Due to such differences in approach and attitude, the specific reading patterns employed by different developers may be quite different. However, it may still be fruitful to look for commonalities between these reading patterns. This is because the commonalities can be expected to reflect the core activities that need to be performed to complete the task—namely, those that constitute the actual “task order.”
At the same time, we should stay mindful of the fact that variations are expected to exist. And indeed, one of the repeated results in the code eye tracking literature is the diversity of scan paths of different experimental participants performing the same task (e.g., [
13,
20,
53]). These variations are also interesting, as they reflect the differences between participants. Studying the differences can help uncover the effects of knowledge, experience, and attitude. This includes both minor variations, such as random small regressions to ascertain the last word read, and major variations, such as either initially scanning the whole text or else not doing so.
6.4 Navigation and Peripheral Vision
In our experiment, once the question was read, the participants needed to find the relevant line. The results show a difference between counting and using visual cues. It appears that visual cues can be noted using peripheral vision, and there is no need to fixate on each line to check them.

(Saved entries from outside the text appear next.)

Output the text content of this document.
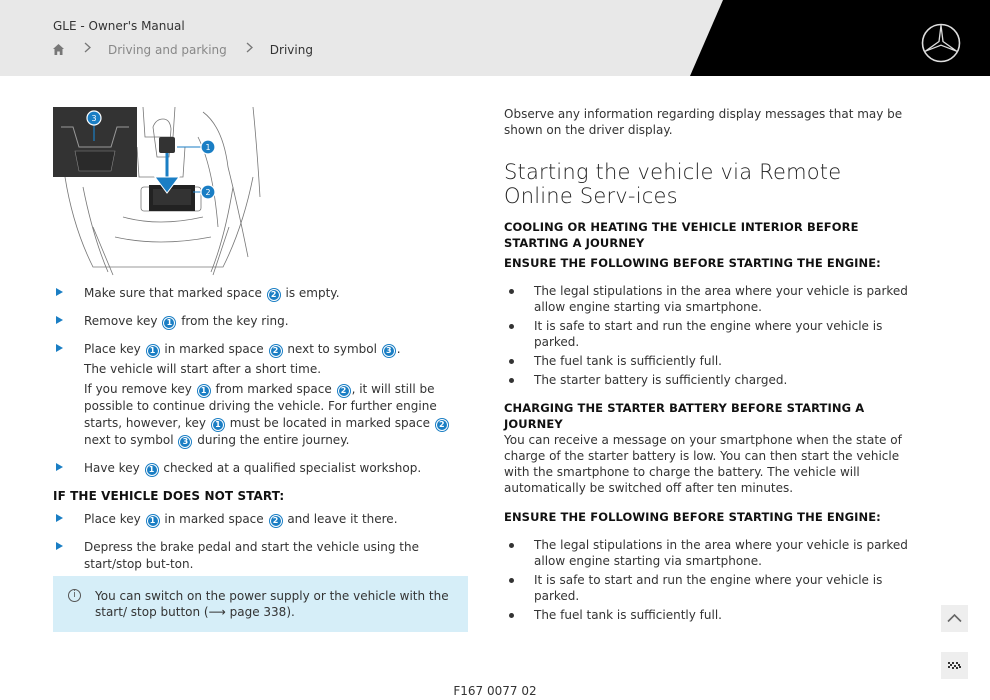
GLE - Owner's Manual
Driving and parking	Driving
3
1
2

Make sure that marked space 2 is empty.

Remove key 1 from the key ring.

Place key 1 in marked space 2 next to symbol 3 .

The vehicle will start after a short time.

If you remove key 1 from marked space 2 , it will still be possible to continue driving the vehicle. For further engine starts, however, key 1 must be located in marked space 2 next to symbol 3 during the entire journey.

Have key 1 checked at a qualified specialist workshop.

IF THE VEHICLE DOES NOT START:

Place key 1 in marked space 2 and leave it there.

Depress the brake pedal and start the vehicle using the start/stop but-ton.

i	You can switch on the power supply or the vehicle with the start/ stop button (⟶ page 338).

Observe any information regarding display messages that may be shown on the driver display.

Starting the vehicle via Remote Online Serv-ices
COOLING OR HEATING THE VEHICLE INTERIOR BEFORE STARTING A JOURNEY
ENSURE THE FOLLOWING BEFORE STARTING THE ENGINE:
The legal stipulations in the area where your vehicle is parked allow engine starting via smartphone.
It is safe to start and run the engine where your vehicle is parked.
The fuel tank is sufficiently full.
The starter battery is sufficiently charged.
CHARGING THE STARTER BATTERY BEFORE STARTING A JOURNEY

You can receive a message on your smartphone when the state of charge of the starter battery is low. You can then start the vehicle with the smartphone to charge the battery. The vehicle will automatically be switched off after ten minutes.

ENSURE THE FOLLOWING BEFORE STARTING THE ENGINE:
The legal stipulations in the area where your vehicle is parked allow engine starting via smartphone.
It is safe to start and run the engine where your vehicle is parked.
The fuel tank is sufficiently full.
F167 0077 02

The implication for code is that the importance of indentation and color-coding keywords is not as a direct aid for comprehension, but that they provide beacons for navigation. Crosby and Stelovsky [
13] frown upon the practice of printing keywords in boldface, saying that “keywords are the least observed portions of a program’s text.” But this misses the point that clear visual identification of the keywords allows them to be identified at a glance, and helps developers to easily focus on the code
between these keywords. Bauer et al. [
2] claim that indentation has no effect on gaze pattern. However, they consider only aggregate metrics such as fixation duration, fixation rate, and saccade amplitude, and did not analyze gaze paths. We need to design experiments that involve navigation, and specifically navigation that can be aided by the code’s block structure and indentation, to really see whether indentation has an effect. Results by Talsma et al. [
52] indicate that, at least for beginning students, highlighting the block structure of code helps them focus their attention and leads to more linear reading.
6.5 Additional Uses of the Experiment
Although the experiment was designed to measure the accuracy of identifying the line being read, it turns out that it can actually have wider uses as a component in other studies.
One use is for validation. It is quite common to assume that the output of an eye tracker and the fixation locations computed from it are valid. But such data may suffer from inaccuracies and systematic bias. As a result, counting fixations in a predefined area of interest may include fixations that actually represent looking at something else, and vice versa (called
gaze uncertainty by Wang et al. [
56]). Embedding a simple experiment like ours as a step in a larger experiment can provide independent testimony that the data is indeed valid (or not).
Another use is for recalibration. Given that our experiment requires the participants to focus on one specific line, performing this task in the context of a larger experiment can be used to check the calibration and measure the bias between the eye tracker output and the actual target. This can be used to compensate for drift during an experiment without having to resort to a disruptive full recalibration—essentially a realization of the “required fixation location” of Hornof and Halverson [
18].
Finally, it should be noted that the accuracy of line identification can depend not only on the physical attributes of the stimuli (font size and line spacing) but also on the experimental participant. For some participants, certain sizes can be adequate, whereas for others, a larger size may be needed. Thus, focus experiments like ours can also be used as a criterion for excluding certain participants. By requiring the ratio of fixations that are assigned to the target line correctly to be above a certain threshold, the criterion becomes both quantifiable and directly relevant to reducing threats to the validity of the actual study.